Are you satisfied with "Watershed"?
Yes, I don't want it to sound like I'm boasting, but I think it's fucking awesome! I have lived with these songs in a year and a half know, and this was something that started a (pirr?) in the body. And after all years of shit that has happened lately, I'm extra satisfied this time. We mastered the album nine times before wewere satisfied, only such a thing!

What shit are you thinking of?
Well, to begin with there have been two guys who've left the band, and even f it didn't came as a chock, it's still (jobbigt?). But from the day Fredrik Åkesson joined and we became a stabile line-up again it all feels good again. So even though the album is dark, I only have good memories of the recording process.

Do you think it's special to switch guitarist?
Yea sure, we have always been a guitar-based band and Peter Lindgren has been with us since the first album, so I can very well understand if the fans has hard to accept a new face in the band. But the songs are the same, and technically we're stronger than ever. But I canunderstand if fans turns their backs on us now when Peter and Martin Lopez aren't in the band anymore. The illusion and the image of a bandis very important for the fans.

In my opinion the musical inputs are better than ever...
Of course, it isn't compatible. There are more solos on this album and as a guitarteam "Kulle" and me completes each other very good. And he also has the old school lead-guitarists blood running through his veins.

Does it feel special that you are going on tour with Arch Enemy, thinking of Fredriks background in the band?
No, not at all, he got fired. He heard it live when Michael Amott told a Brazilian radiostation that his brother would He loved being in Arch Enemy and the world tours and stuff like that. But he bought Opeth-records. Llove Arch Enemy, but of course we'll crush 'em when we play with them, ha ha!

What were your ambitions with the album in the demo-state?
Do you know an album named "The Drift" with Scott Walker? I don't know what to call the music, but the album is incredably dark and I became so inspired that I wanted to do a metal-version of it. But it became so unlistenable so I gave up the idea in the end. Then a relaxed a little, and then also all the inspiration came.
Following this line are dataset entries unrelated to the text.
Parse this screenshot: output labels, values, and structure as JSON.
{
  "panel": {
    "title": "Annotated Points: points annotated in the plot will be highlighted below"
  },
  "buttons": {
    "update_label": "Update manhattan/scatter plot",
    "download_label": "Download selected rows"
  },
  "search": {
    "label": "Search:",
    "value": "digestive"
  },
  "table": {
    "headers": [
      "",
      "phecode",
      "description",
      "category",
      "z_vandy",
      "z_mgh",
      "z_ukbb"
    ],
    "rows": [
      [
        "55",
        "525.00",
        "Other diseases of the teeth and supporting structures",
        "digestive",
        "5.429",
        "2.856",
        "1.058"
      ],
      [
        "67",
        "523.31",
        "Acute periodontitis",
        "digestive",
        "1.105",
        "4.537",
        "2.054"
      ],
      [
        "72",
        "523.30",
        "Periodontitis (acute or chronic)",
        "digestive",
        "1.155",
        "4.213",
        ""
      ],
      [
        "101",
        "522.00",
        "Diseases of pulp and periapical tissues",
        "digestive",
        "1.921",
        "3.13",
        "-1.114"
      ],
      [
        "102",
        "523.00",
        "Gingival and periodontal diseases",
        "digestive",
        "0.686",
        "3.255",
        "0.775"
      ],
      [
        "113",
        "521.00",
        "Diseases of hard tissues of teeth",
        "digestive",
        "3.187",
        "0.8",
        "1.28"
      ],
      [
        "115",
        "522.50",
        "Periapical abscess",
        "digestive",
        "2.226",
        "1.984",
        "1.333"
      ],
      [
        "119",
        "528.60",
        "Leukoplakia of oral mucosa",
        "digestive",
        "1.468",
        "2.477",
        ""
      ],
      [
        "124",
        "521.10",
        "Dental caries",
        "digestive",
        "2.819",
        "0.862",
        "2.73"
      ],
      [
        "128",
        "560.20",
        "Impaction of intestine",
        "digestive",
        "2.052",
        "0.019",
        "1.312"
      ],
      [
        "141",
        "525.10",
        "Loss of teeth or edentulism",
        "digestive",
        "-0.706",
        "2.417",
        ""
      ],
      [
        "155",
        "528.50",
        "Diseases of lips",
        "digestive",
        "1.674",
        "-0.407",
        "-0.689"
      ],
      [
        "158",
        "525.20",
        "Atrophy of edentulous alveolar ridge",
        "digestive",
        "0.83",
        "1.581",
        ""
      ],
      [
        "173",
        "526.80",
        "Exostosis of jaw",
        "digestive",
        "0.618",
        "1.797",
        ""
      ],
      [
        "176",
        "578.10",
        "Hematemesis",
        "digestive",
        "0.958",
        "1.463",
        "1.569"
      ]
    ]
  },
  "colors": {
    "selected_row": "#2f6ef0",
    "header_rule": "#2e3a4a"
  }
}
It's not so often that you have had guest singers on your albums...
No, we have many guests on this albumm but it's Nathalie Lorichs who has had the most attention since she sings, and atop of that, sings on the first track on the album. She's together with our drummer Martin Axenrot, and I heard her on an unfinished demo that they've made. And it was so fucking good that I asked her if she wanted to sing on the album.

What do you have to say about the songs on the album?
Every song has deserved and recieved the same effort when it comes to thewriting, the lyrics-authoring and the time in the studio. Right now I have three favourites and those are "The Lotus Eater", because it's so twisted, and I also like the powerballad "Burden" and "Hessian Peel". Of course I like all the songs, and we have another song called "Derelict Herds" which I love but didn't fit on the album. A quite psychedelic song which will be on the special edition.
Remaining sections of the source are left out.